This water could ruin your hair, experts warn
Hard water is not about its temperature or feel, but about the amount of minerals dissolved in it. If the water flowing from the tap is high in calcium, magnesium, iron, copper, lime, or sodium, it is considered hard. You will hardly notice the difference in taste, but your hair and skin will react quickly. Your curls will start to look limp, dull, brittle, and the root volume will disappear, even if you have just done styling.
Ukr.Media writes about it.
To understand how this effect works, remember what happens after swimming in the sea. When salt remains on your hair and it dries naturally, the strands become hard, dry, and "crispy". Hard water acts in a similar way, only more insidiously — minerals settle imperceptibly after each wash. Over time, they accumulate in the hair and on the scalp, and then new problems appear:
- the color fades or changes, especially after dyeing;
- the scalp becomes dry, flaky, and irritated;
- hair starts to split more quickly;
- styles hold less well because the strands lose elasticity.
How to understand that you have hard water
Test strips are a quick and accurate way to do this. Dip the strip in a glass of water, wait a minute, and compare the color with the chart on the package. Also, pay attention to visible traces — if a white or yellowish coating appears on taps, tiles, or glasses after the water dries, that's a bad sign.

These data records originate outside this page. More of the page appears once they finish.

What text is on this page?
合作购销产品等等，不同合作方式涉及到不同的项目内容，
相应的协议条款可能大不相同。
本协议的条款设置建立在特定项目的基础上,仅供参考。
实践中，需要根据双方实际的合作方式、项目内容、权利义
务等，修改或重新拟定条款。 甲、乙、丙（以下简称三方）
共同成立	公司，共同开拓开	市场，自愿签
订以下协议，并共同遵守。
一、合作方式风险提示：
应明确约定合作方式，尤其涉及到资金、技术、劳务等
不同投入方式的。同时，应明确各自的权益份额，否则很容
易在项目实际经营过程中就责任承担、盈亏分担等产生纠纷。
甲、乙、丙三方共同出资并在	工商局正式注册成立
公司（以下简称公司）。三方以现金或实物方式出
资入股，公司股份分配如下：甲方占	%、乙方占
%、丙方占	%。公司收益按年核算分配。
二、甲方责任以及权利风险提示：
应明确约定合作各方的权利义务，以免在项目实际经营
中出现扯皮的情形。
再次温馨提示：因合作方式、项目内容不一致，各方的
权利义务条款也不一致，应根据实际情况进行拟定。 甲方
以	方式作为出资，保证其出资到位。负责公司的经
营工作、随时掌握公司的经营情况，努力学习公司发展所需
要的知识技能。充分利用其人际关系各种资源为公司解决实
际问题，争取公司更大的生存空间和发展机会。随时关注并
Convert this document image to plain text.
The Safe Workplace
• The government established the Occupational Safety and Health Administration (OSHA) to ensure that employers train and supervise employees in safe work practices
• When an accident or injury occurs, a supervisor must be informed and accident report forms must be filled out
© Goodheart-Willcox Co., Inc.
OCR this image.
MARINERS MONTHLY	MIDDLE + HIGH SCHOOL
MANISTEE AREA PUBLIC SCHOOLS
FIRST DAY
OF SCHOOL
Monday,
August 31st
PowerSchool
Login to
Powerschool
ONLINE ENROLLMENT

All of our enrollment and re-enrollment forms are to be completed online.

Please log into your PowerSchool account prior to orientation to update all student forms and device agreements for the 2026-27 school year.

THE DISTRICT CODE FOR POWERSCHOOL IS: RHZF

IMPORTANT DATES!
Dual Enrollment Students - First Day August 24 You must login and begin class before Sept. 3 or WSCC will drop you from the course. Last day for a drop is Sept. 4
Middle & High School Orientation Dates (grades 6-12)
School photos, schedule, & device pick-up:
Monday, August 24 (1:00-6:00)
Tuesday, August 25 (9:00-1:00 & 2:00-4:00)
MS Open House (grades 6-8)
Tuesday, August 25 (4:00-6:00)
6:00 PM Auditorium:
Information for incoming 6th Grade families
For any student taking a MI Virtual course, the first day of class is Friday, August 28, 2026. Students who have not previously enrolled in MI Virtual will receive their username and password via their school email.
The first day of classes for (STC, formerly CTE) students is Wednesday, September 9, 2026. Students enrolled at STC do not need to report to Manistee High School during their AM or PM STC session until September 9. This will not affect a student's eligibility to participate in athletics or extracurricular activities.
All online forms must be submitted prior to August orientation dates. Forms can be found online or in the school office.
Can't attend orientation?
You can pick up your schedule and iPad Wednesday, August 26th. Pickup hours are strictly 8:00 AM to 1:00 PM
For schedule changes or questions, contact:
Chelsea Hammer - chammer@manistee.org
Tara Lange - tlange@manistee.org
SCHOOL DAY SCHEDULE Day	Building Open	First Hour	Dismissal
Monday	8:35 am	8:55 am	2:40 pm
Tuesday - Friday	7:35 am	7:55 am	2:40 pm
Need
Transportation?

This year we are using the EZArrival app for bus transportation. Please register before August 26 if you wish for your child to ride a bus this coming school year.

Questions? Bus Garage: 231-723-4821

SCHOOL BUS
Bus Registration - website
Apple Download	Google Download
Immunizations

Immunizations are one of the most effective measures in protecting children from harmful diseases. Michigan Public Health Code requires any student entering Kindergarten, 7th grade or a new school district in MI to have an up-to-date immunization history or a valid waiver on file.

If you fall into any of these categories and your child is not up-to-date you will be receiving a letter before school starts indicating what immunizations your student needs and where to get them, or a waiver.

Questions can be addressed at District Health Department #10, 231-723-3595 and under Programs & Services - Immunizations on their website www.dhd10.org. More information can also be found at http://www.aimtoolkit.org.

If the shampoo doesn't lather well and the conditioner doesn't give the desired softness, the reason may also be in the water. The condition of our hair suffers the most from bad water — it quickly tangles, becomes dry to the touch, and is difficult to comb.
Who is at risk?
In fact, hard water is bad for everyone, but porous, curly, colored, and chemically treated hair suffers the most. It absorbs minerals faster and breaks down from the inside.